Австрия не хотела продешевить. Мария-Антуанетта была очень хороша собой: грациозная, голубоглазая, с великолепными пепельного оттенка волосами, изгибистой шейкой и осиной талией. Она писала с ошибками, не знала истории и географии, но великолепно танцевала. В музыке ее наставлял сам великий Глюк.
Договорились наконец. В Вену прибыл сват Дюрфур, а с ним сорок восемь карет в сопровождении одетой с иголки лейб-гвардии. Венчание состоялось по доверенности, дофина заменил эрцгерцог. После шумного празднества свадебный кортеж двинулся в сторону Парижа.

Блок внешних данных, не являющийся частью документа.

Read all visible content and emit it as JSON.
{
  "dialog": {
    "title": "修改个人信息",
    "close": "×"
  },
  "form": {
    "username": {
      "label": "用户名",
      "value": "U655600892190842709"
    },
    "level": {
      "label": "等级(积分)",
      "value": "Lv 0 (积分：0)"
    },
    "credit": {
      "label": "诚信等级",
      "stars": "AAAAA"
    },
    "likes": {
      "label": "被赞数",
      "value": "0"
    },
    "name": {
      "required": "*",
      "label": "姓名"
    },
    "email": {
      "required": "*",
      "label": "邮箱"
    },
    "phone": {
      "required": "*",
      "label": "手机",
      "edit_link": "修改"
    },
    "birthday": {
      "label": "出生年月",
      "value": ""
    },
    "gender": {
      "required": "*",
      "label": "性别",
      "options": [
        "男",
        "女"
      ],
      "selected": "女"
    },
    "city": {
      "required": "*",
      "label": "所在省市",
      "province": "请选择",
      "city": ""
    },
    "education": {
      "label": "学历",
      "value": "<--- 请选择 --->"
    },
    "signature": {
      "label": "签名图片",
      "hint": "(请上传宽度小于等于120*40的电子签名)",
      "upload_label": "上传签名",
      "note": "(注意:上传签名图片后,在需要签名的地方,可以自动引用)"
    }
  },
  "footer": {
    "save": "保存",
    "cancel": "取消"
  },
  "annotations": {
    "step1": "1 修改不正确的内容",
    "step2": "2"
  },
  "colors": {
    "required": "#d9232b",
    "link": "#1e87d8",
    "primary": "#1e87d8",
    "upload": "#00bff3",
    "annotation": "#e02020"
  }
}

Для торжественной передачи невесты было выбрано нейтральное пространство – крохотный островок на Рейне. Здесь был построен павильон. В одной из его комнат и произошло описанное выше раздевание принцессы. Затем все проследовали в зал. Свитские с той и другой стороны разместились вокруг стола, середина которого символизировала границу между Францией и Австрией. Торжественная речь – и далее почти балет. Мария-Антуанетта отпускает руку графа Штаремберга и вкладывает дрожащие пальцы в руку французского шафера. Они медленно обходят стол. Во время их движения австрийская свита пятится к двери. В тот момент, когда условная граница была пересечена, австрияков в павильоне уже не было.
Господи, о чем я думаю? Какое дело мне сейчас до Марии-Антуанетты и ее ужасной смерти? Но сложенный вчетверо листок – это словно привет от моих девочек. Мне кажется, что бумага чуть-чуть пахнет Галкиными духами. Боже мой, что они чувствуют сейчас после дурацкого телефонного разговора?